The Unseen Sequence: The celebration of an artist
- Rakesh Konni
January 14, 2014
‘The Unseen Sequence’ is a documentary in which the art of cinema explores the art of Bharatanatyam through dancer Malavika Sarukkai. The director Sumantra Ghosal takes us through the dance journey of Malavika interwoven with a subplot about the transformation of devadasi tradition into a court entertainment and then into Bharatanatyam of today.
The film opens with the footage of Malavika’s dance offering in front of the idol at the Chidambaram Temple on March 6, 2012 to mark the celebration of her 40 years of public performances. In this sequence, she dances to the verses of Shivashtakam by Adi Sankara. In the documentary, which is narrated in first person, Sumantra Ghosal takes us through several outstanding choreographies of Malavika. The inclusion of a bird in the cage in a traditional piece “Nee matale emayanura,” ‘Shakthi Shaktiman’ inspired by the images and sounds of the city of Banaras, ‘Mahishasuramardhini’ with the portrayal of many hands inspired by the temple sculptures, to name a few. But the most beautiful one was the specially made footage (in black and white) of Thimmakka, a choreography inspired from the real life of a village lady who spent her life planting banyan trees in her village, performed in the midst of trees with the sound of the jungle in the background.
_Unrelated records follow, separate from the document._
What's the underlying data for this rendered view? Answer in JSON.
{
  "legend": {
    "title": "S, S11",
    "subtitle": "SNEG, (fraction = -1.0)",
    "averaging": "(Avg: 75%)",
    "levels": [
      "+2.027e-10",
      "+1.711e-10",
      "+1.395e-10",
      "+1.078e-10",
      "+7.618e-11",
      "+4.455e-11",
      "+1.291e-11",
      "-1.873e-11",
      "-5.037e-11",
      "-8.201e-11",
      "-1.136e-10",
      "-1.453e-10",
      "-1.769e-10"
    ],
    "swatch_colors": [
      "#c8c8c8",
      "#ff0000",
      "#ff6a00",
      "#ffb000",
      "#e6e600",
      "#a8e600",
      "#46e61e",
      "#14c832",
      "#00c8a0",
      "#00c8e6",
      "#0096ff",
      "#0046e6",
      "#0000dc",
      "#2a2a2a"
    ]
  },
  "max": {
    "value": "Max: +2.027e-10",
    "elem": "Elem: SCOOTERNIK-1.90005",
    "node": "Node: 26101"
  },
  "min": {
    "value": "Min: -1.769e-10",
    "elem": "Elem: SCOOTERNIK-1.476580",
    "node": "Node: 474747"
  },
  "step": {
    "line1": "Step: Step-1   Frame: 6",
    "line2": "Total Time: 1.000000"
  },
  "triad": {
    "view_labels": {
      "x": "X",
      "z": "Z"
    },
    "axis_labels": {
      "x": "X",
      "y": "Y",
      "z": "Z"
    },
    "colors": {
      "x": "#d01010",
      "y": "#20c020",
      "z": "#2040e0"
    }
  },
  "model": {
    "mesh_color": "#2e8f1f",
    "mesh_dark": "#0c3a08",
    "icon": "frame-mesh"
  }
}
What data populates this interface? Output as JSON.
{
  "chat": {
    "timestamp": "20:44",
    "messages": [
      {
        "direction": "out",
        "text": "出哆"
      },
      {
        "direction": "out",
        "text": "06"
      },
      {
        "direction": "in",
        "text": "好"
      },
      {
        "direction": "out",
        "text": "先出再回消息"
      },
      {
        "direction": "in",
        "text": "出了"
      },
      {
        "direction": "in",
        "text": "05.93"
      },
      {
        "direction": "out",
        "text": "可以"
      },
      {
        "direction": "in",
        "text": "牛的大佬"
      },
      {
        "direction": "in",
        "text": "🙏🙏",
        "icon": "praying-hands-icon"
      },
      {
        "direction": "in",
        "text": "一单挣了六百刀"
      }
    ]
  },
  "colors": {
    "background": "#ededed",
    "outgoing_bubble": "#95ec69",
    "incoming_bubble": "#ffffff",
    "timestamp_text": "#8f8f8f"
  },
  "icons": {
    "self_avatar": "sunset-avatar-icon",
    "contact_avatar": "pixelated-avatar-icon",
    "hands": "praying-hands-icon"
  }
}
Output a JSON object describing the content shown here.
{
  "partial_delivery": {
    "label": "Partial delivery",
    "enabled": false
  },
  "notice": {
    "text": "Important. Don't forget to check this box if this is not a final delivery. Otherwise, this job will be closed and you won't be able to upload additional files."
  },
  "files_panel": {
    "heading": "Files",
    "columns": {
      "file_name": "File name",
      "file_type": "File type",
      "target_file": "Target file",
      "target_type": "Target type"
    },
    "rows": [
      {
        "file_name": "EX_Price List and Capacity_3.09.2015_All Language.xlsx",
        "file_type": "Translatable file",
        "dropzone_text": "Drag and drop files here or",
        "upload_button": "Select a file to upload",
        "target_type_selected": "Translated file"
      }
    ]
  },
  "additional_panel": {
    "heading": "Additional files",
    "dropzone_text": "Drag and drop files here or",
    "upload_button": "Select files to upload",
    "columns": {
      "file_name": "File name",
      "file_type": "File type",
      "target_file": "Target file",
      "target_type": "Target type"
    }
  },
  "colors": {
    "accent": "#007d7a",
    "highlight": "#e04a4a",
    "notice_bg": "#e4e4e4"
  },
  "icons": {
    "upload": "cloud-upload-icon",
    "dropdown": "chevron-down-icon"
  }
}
Malavika, who trained under Guru K. Kalyanasundaram of the Tanjavur School and Guru Rajaratnam Pillai of the Vazhuvoor School, studied abhinaya from Guru Kalanidhi Narayanan and Odissi from Guru Kelucharan Mohapatra. The film had a few bytes taken from carefully chosen individuals like her mother Saroja Kamakshi, Kalanidhi Narayanan, Guru K. Kalyanasundaram, Madhavi Mudgal, Mythili Prakash and others. It also featured some archival footage and rare photographs of the dancer. In the story of evolution of the dance form, Sumantra narrates the debates on abolition of devadasi system that happened in early 20th century and about the contributions of icons like Rukmini Devi Arundale and T Balasaraswathi.
While a good dancer enacts the character on stage, a great dancer recreates the space and takes the audience to an imaginary place where the character is placed. In Malavika’s own words: “The body moves with that intelligence of understanding the context of the poetry, understanding the emotions, understanding the character. With that intelligence one can create choreography which pushes boundaries and stretches forms.” Sumantra Ghosal explores this cerebration of an artist, who pushed all the conventional boundaries through her sheer imagination and thorough knowledge rooted in tradition.
The Unseen Sequence is about an artist who didn’t give up her dream, who found her freedom in dance. It’s about an artist who did all her exploration in dance, and whose life itself is dance. And Sumantra Ghosal perfectly captured the journey of this great dancer in the structure of cinema to make it a must watch for every art lover.
The documentary (trailer: http://www.youtube.com/watch?v=eIoZpWq0bqU) was screened at Bangalore International Centre on January 10, 2014. Following the screening, there was a short session of interaction with Malavika Sarukkai and Sumantra Ghosal.
Rakesh Konni is a lover of classical dance forms and music. Writing and photography are his passions.